The movie goes back to an event ten years ago when some of the worst atrocities in the history of mankind took place in the country of Rwanda--and in an era of high-speed communication and round the clock news, the events went almost unnoticed by the rest of the world. In only three months, one million people were brutally murdered. In the face of these unspeakable actions, inspired by his love for his family, an ordinary man summons extraordinary courage to save the lives of over a thousand helpless refugees, by granting them shelter in the hotel he manages.
It's PG-13 for violence, disturbing images, and brief strong language. I figured the watchdogs over at Focus on the Family would be the best representative of the most freaked out parent. They said this...
"Gut-wrenching and intense, but restrained in its depiction if one applies the standard of today's gory war movies. Hundreds of dead bodies are seen littering yards and streets, but the camera takes no joy in recording their forms, and it makes a strict point of not watching too closely as people are killed. A journalist's television footage (shot from a distance) shows victims being hacked at with machetes. Machine-gun fire mows down crowds of people. Scores of homes are burned to the ground. Explosions and gunfire turn the city into what one Hutu gleefully refers to as a graveyard. Blood flies when a man is struck in the mouth. Paul and Tatiana's young son is found covered in blood (not his own). Hutu soldiers rough up captives by hitting, kicking and striking them with their guns.
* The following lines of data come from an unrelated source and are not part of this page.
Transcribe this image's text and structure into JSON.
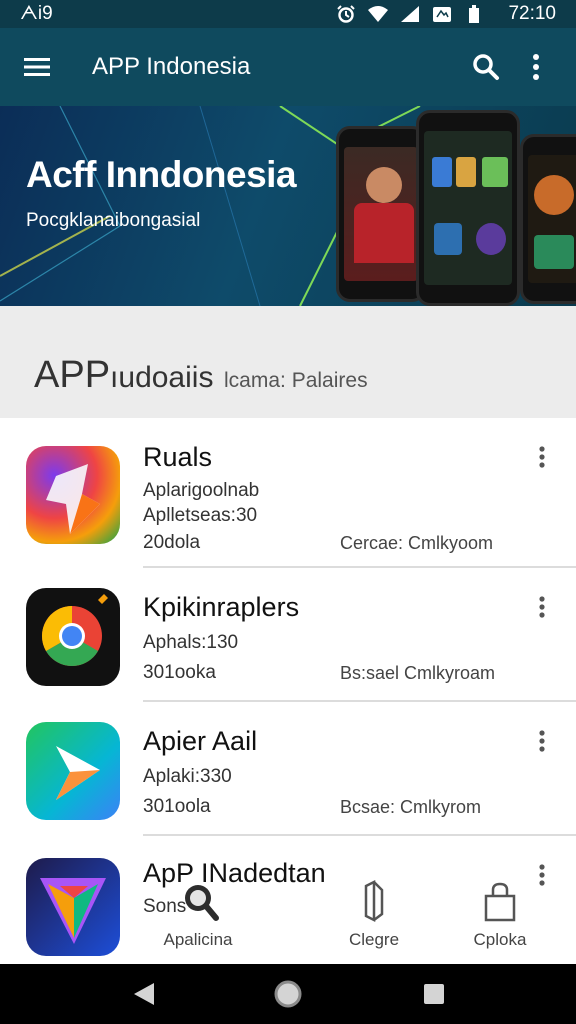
{
  "status_bar": {
    "left_text": "ᗅi9",
    "time": "72:10"
  },
  "app_bar": {
    "title": "APP Indonesia"
  },
  "banner": {
    "title": "Acff Inndonesia",
    "subtitle": "Pocgklanaibongasial"
  },
  "section": {
    "title": "APP",
    "title_rest": "ıudoaiis",
    "small": "lcama: Palaires"
  },
  "apps": [
    {
      "name": "Ruals",
      "line1": "Aplarigoolnab",
      "line2": "Aplletseas:30",
      "line3": "20dola",
      "meta": "Cercae: Cmlkyoom",
      "icon": "colorful-star-icon"
    },
    {
      "name": "Kpikinraplers",
      "line1": "Aphals:130",
      "line3": "301ooka",
      "meta": "Bs:sael Cmlkyroam",
      "icon": "browser-icon"
    },
    {
      "name": "Apier Aail",
      "line1": "Aplaki:330",
      "line3": "301oola",
      "meta": "Bcsae: Cmlkyrom",
      "icon": "play-arrow-icon"
    },
    {
      "name": "ApP INadedtan",
      "line1": "Sons",
      "icon": "shield-gem-icon"
    }
  ],
  "bottom_tabs": [
    {
      "label": "Apalicina",
      "icon": "search-magnifier-icon"
    },
    {
      "label": "Clegre",
      "icon": "book-icon"
    },
    {
      "label": "Cploka",
      "icon": "bag-icon"
    }
  ],
  "colors": {
    "status_bar": "#0d3b4a",
    "app_bar": "#0f4a5e",
    "section_bg": "#ececec",
    "nav_bar": "#000000"
  }
}
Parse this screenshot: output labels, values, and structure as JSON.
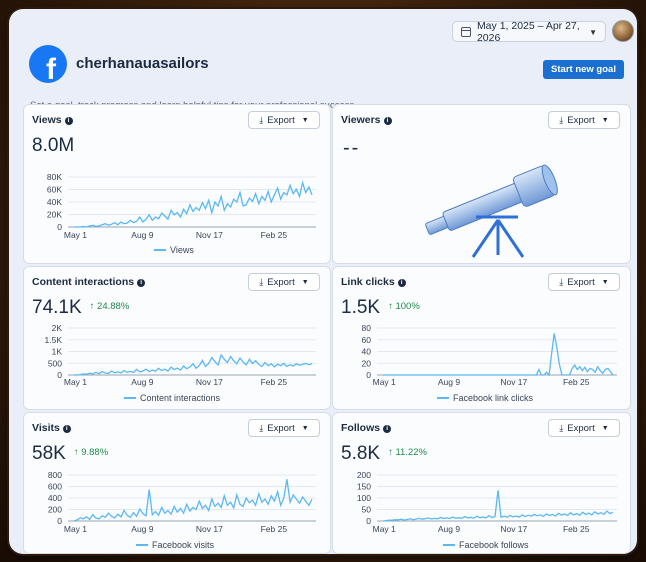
{
  "header": {
    "date_range": "May 1, 2025 – Apr 27, 2026",
    "page_name": "cherhanauasailors",
    "subtitle": "Set a goal, track progress and learn helpful tips for your professional success.",
    "goal_button": "Start new goal",
    "logo_letter": "f"
  },
  "export_label": "Export",
  "info_glyph": "i",
  "colors": {
    "accent": "#1b6fd1",
    "line": "#5bb8f2",
    "delta_up": "#1f8a4c",
    "facebook": "#1877f2"
  },
  "cards": {
    "views": {
      "title": "Views",
      "value": "8.0M",
      "delta": "",
      "legend": "Views"
    },
    "viewers": {
      "title": "Viewers",
      "value": "--"
    },
    "interactions": {
      "title": "Content interactions",
      "value": "74.1K",
      "delta": "↑ 24.88%",
      "legend": "Content interactions"
    },
    "link_clicks": {
      "title": "Link clicks",
      "value": "1.5K",
      "delta": "↑ 100%",
      "legend": "Facebook link clicks"
    },
    "visits": {
      "title": "Visits",
      "value": "58K",
      "delta": "↑ 9.88%",
      "legend": "Facebook visits"
    },
    "follows": {
      "title": "Follows",
      "value": "5.8K",
      "delta": "↑ 11.22%",
      "legend": "Facebook follows"
    }
  },
  "chart_data": [
    {
      "id": "views",
      "type": "line",
      "x_ticks": [
        "May 1",
        "Aug 9",
        "Nov 17",
        "Feb 25"
      ],
      "y_ticks": [
        "80K",
        "60K",
        "40K",
        "20K",
        "0"
      ],
      "ylim": [
        0,
        90000
      ],
      "series": [
        {
          "name": "Views",
          "values": [
            0,
            0,
            0,
            1000,
            0,
            2000,
            3000,
            1000,
            2000,
            4000,
            6000,
            3000,
            5000,
            8000,
            4000,
            9000,
            6000,
            7000,
            12000,
            8000,
            10000,
            18000,
            9000,
            14000,
            22000,
            12000,
            18000,
            15000,
            25000,
            20000,
            14000,
            30000,
            22000,
            26000,
            18000,
            32000,
            24000,
            40000,
            28000,
            35000,
            30000,
            44000,
            33000,
            48000,
            26000,
            45000,
            38000,
            55000,
            30000,
            42000,
            36000,
            50000,
            45000,
            62000,
            38000,
            40000,
            52000,
            46000,
            60000,
            42000,
            55000,
            48000,
            64000,
            45000,
            58000,
            70000,
            50000,
            62000,
            58000,
            75000,
            60000,
            68000,
            55000,
            80000,
            62000,
            72000,
            58000
          ]
        }
      ]
    },
    {
      "id": "interactions",
      "type": "line",
      "x_ticks": [
        "May 1",
        "Aug 9",
        "Nov 17",
        "Feb 25"
      ],
      "y_ticks": [
        "2K",
        "1.5K",
        "1K",
        "500",
        "0"
      ],
      "ylim": [
        0,
        2100
      ],
      "series": [
        {
          "name": "Content interactions",
          "values": [
            0,
            0,
            20,
            50,
            30,
            80,
            40,
            120,
            60,
            150,
            90,
            70,
            180,
            100,
            140,
            90,
            200,
            120,
            160,
            110,
            250,
            140,
            180,
            260,
            150,
            220,
            170,
            300,
            200,
            260,
            180,
            350,
            240,
            310,
            220,
            400,
            280,
            360,
            500,
            300,
            420,
            650,
            380,
            520,
            780,
            600,
            450,
            900,
            700,
            560,
            820,
            640,
            500,
            760,
            580,
            450,
            700,
            520,
            640,
            480,
            380,
            560,
            420,
            500,
            360,
            480,
            420,
            520,
            380,
            460,
            400,
            500,
            440,
            480,
            520,
            460,
            500
          ]
        }
      ]
    },
    {
      "id": "link_clicks",
      "type": "line",
      "x_ticks": [
        "May 1",
        "Aug 9",
        "Nov 17",
        "Feb 25"
      ],
      "y_ticks": [
        "80",
        "60",
        "40",
        "20",
        "0"
      ],
      "ylim": [
        0,
        85
      ],
      "series": [
        {
          "name": "Facebook link clicks",
          "values": [
            0,
            0,
            0,
            0,
            0,
            0,
            0,
            0,
            0,
            0,
            0,
            0,
            0,
            0,
            0,
            0,
            0,
            0,
            0,
            0,
            0,
            0,
            0,
            0,
            0,
            0,
            0,
            0,
            0,
            0,
            0,
            0,
            0,
            0,
            0,
            0,
            0,
            0,
            0,
            0,
            0,
            0,
            0,
            0,
            0,
            0,
            0,
            0,
            0,
            0,
            0,
            0,
            0,
            0,
            0,
            0,
            0,
            0,
            0,
            0,
            0,
            10,
            0,
            0,
            5,
            0,
            40,
            75,
            50,
            20,
            0,
            0,
            0,
            0,
            12,
            18,
            10,
            15,
            8,
            14,
            6,
            12,
            10,
            5,
            15,
            8,
            3,
            10,
            12,
            6,
            0
          ]
        }
      ]
    },
    {
      "id": "visits",
      "type": "line",
      "x_ticks": [
        "May 1",
        "Aug 9",
        "Nov 17",
        "Feb 25"
      ],
      "y_ticks": [
        "800",
        "600",
        "400",
        "200",
        "0"
      ],
      "ylim": [
        0,
        880
      ],
      "series": [
        {
          "name": "Facebook visits",
          "values": [
            0,
            20,
            60,
            40,
            80,
            30,
            120,
            60,
            40,
            100,
            70,
            150,
            90,
            60,
            130,
            80,
            200,
            110,
            70,
            160,
            90,
            230,
            140,
            100,
            600,
            120,
            180,
            110,
            260,
            150,
            200,
            130,
            280,
            170,
            240,
            150,
            320,
            190,
            260,
            220,
            380,
            240,
            300,
            200,
            420,
            280,
            340,
            260,
            480,
            300,
            360,
            250,
            500,
            320,
            280,
            440,
            350,
            400,
            300,
            520,
            360,
            420,
            320,
            480,
            380,
            560,
            300,
            440,
            800,
            360,
            500,
            420,
            340,
            460,
            380,
            300,
            420
          ]
        }
      ]
    },
    {
      "id": "follows",
      "type": "line",
      "x_ticks": [
        "May 1",
        "Aug 9",
        "Nov 17",
        "Feb 25"
      ],
      "y_ticks": [
        "200",
        "150",
        "100",
        "50",
        "0"
      ],
      "ylim": [
        0,
        210
      ],
      "series": [
        {
          "name": "Facebook follows",
          "values": [
            0,
            2,
            4,
            3,
            6,
            5,
            8,
            4,
            7,
            10,
            6,
            9,
            12,
            8,
            11,
            14,
            9,
            12,
            10,
            16,
            12,
            14,
            11,
            18,
            13,
            15,
            12,
            20,
            14,
            17,
            13,
            22,
            15,
            18,
            14,
            24,
            16,
            20,
            140,
            18,
            22,
            17,
            25,
            19,
            23,
            18,
            28,
            20,
            26,
            22,
            30,
            24,
            28,
            21,
            32,
            25,
            30,
            23,
            35,
            27,
            32,
            25,
            38,
            28,
            34,
            26,
            40,
            30,
            36,
            28,
            42,
            32,
            38,
            30,
            45,
            34,
            40
          ]
        }
      ]
    }
  ]
}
One soldier puts a gun to Paul's head. Another is shot in the chest at close range. Women stripped of their clothes are seen caged in a pen (briefly, and in the dark).A journalist blurts the f-word. There are a half-dozen s-words, and God's name is attached to "d--n" once. There are also a small handful of milder profanities."
Any thoughts on if I should show the movie, how to show the movie, who to approach parents, and hoow to debrief it? Maybe you or a friend have showed it to students, what was that experience like? Any possible alternatives to this movie?